8Hommes et femmes, une « cosmologie des ciels de lits ». Un homme, Floki, une femme Maria, des jumeaux, un coming out, une séparation.

Une voisine, femme de très petite taille, Perla, écrivaine et conseillère conjugal.

Des histoires de livres, d’écriture, d’invention.

Un autre récit. Celle de la mère de Maria, le surgissement d’un père biologique. Les êtres que nous côtoyons sont plus riches que nous le soupçonnons.

Une histoire, des histoires, le réel et l’imaginaire, « Si ta vie était un roman, dit-elle depuis la cuisine, une telle saturation d’événements dramatiques semblerait peu vraisemblables ».

Les dialogues, les bifurcations du récit, les personnages d’Auður Ava Ólafsdóttir sont comme des bonbons dont l’acidulé se développe sucré sous la langue, « je ne vois pas comment on pourrait comprimer un tel chaos pour le faire entrer dans le cadre d’un livre de trois cent cinquante-deux pages ».

Les frontières mouvantes de ce qui est nommée famille.

Des histoires de presque tous les jours ou une invention littéraire au delà des indices d’une simple comédie.
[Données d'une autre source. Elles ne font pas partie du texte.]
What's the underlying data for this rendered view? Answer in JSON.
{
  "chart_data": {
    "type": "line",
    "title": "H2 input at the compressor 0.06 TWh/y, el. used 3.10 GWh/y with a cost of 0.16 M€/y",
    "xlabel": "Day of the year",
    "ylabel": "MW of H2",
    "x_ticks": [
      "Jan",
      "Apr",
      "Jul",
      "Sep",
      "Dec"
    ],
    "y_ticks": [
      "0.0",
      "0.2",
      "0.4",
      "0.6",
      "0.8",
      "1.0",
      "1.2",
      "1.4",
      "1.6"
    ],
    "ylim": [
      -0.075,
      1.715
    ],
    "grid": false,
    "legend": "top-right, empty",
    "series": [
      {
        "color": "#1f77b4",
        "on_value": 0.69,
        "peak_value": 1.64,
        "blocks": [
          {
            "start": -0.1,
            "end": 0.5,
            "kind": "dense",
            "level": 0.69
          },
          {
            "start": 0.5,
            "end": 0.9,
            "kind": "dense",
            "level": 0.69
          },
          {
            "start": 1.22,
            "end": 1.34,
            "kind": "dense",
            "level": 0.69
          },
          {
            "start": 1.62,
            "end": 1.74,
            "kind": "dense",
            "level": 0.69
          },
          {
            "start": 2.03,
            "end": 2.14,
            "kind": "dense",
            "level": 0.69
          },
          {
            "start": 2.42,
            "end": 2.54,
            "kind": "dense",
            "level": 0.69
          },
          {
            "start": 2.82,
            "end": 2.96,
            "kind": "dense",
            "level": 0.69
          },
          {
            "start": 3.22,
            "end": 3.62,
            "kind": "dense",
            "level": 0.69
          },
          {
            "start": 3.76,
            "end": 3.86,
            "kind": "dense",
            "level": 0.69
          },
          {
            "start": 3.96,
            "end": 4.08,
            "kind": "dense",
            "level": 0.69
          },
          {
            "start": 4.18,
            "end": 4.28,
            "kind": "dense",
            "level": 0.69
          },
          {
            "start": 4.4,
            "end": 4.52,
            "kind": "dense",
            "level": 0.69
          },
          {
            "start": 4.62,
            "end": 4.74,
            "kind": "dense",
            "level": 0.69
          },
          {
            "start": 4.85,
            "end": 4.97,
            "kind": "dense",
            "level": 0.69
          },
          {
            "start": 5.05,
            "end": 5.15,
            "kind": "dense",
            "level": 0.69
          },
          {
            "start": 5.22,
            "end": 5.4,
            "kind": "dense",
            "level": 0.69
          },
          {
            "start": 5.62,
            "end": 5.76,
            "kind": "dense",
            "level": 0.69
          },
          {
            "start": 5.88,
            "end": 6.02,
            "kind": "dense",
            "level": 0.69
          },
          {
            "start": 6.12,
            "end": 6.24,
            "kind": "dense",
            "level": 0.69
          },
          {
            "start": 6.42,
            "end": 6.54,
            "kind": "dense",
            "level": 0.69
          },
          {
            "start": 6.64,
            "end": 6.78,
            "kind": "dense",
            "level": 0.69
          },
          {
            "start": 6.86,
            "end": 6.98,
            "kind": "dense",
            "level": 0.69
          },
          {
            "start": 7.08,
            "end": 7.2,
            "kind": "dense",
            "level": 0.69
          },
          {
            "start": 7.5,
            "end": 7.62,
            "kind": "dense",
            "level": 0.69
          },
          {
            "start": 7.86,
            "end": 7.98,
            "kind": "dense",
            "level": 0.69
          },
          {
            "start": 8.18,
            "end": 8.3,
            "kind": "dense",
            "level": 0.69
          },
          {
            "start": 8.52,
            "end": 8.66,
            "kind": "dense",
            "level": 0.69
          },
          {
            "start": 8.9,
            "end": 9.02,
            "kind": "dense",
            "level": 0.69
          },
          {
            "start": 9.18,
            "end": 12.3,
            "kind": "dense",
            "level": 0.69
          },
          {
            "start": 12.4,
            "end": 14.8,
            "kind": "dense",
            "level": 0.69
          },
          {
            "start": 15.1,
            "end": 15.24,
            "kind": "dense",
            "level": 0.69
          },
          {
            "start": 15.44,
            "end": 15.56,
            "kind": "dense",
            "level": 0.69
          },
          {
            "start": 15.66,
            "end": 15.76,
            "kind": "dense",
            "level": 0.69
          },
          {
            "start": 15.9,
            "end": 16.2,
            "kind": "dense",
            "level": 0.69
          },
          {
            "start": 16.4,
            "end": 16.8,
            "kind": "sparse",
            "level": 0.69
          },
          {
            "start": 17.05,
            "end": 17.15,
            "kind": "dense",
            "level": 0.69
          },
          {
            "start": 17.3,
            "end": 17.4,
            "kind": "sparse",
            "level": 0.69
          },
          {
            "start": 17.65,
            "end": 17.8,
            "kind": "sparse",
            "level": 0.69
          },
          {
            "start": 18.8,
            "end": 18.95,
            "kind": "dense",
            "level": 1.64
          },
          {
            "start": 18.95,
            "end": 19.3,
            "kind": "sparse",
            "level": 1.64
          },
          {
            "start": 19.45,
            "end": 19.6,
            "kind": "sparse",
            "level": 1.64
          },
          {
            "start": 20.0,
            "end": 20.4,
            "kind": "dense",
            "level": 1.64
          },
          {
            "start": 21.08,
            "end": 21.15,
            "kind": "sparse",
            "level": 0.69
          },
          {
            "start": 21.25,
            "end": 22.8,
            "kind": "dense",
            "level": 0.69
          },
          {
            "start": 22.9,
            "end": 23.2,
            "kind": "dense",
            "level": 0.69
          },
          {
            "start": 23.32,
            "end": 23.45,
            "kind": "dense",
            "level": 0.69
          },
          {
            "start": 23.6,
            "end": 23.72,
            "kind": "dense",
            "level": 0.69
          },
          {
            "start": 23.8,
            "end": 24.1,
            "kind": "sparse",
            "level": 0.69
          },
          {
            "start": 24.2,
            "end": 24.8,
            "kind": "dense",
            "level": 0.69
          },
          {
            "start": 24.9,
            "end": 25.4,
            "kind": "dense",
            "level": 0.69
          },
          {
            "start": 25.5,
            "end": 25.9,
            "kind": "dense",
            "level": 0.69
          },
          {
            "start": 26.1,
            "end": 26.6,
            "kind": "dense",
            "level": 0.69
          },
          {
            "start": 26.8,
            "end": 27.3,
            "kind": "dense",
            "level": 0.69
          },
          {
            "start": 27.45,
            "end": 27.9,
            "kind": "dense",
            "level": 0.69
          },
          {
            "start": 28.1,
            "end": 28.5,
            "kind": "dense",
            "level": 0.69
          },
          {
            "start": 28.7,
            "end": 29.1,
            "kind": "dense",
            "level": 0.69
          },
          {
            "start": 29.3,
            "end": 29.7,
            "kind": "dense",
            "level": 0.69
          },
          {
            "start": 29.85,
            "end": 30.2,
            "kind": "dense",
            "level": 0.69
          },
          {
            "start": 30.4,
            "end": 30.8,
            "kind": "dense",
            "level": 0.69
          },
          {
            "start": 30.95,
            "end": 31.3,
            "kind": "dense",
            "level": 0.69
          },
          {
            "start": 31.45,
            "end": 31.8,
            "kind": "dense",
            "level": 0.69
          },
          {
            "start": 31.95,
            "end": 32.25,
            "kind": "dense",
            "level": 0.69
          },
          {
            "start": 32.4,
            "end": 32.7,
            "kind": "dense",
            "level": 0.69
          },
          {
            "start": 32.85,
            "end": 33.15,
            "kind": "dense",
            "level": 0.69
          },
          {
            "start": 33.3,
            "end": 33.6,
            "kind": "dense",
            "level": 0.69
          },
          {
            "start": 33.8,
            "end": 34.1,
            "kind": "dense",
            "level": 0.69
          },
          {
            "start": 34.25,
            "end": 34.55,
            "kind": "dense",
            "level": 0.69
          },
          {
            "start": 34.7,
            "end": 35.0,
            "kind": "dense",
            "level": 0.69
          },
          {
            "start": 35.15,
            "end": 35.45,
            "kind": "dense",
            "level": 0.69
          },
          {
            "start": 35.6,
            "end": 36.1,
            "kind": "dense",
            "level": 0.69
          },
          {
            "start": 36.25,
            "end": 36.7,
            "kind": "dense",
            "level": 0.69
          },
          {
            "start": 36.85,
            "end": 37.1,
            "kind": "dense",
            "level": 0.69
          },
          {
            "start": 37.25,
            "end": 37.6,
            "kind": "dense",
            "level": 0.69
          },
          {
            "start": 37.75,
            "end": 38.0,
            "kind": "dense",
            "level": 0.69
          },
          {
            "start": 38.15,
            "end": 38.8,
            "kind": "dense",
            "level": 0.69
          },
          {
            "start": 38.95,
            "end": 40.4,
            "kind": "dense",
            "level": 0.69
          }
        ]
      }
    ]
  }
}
Un récit vif et cocasse.

Auður Ava Ólafsdóttir : L’Exception

Traduit de l’islandais par Catherine Eyjolfsson

Zulma, Paris 2014, 338 pages, 20 euros

Didier Epsztajn

Une réponse à “La dernière porte qu’il me reste à ouvrir

  1. Un doux roman qui laisse un goût de trop court… J’ai beaucoup aimé !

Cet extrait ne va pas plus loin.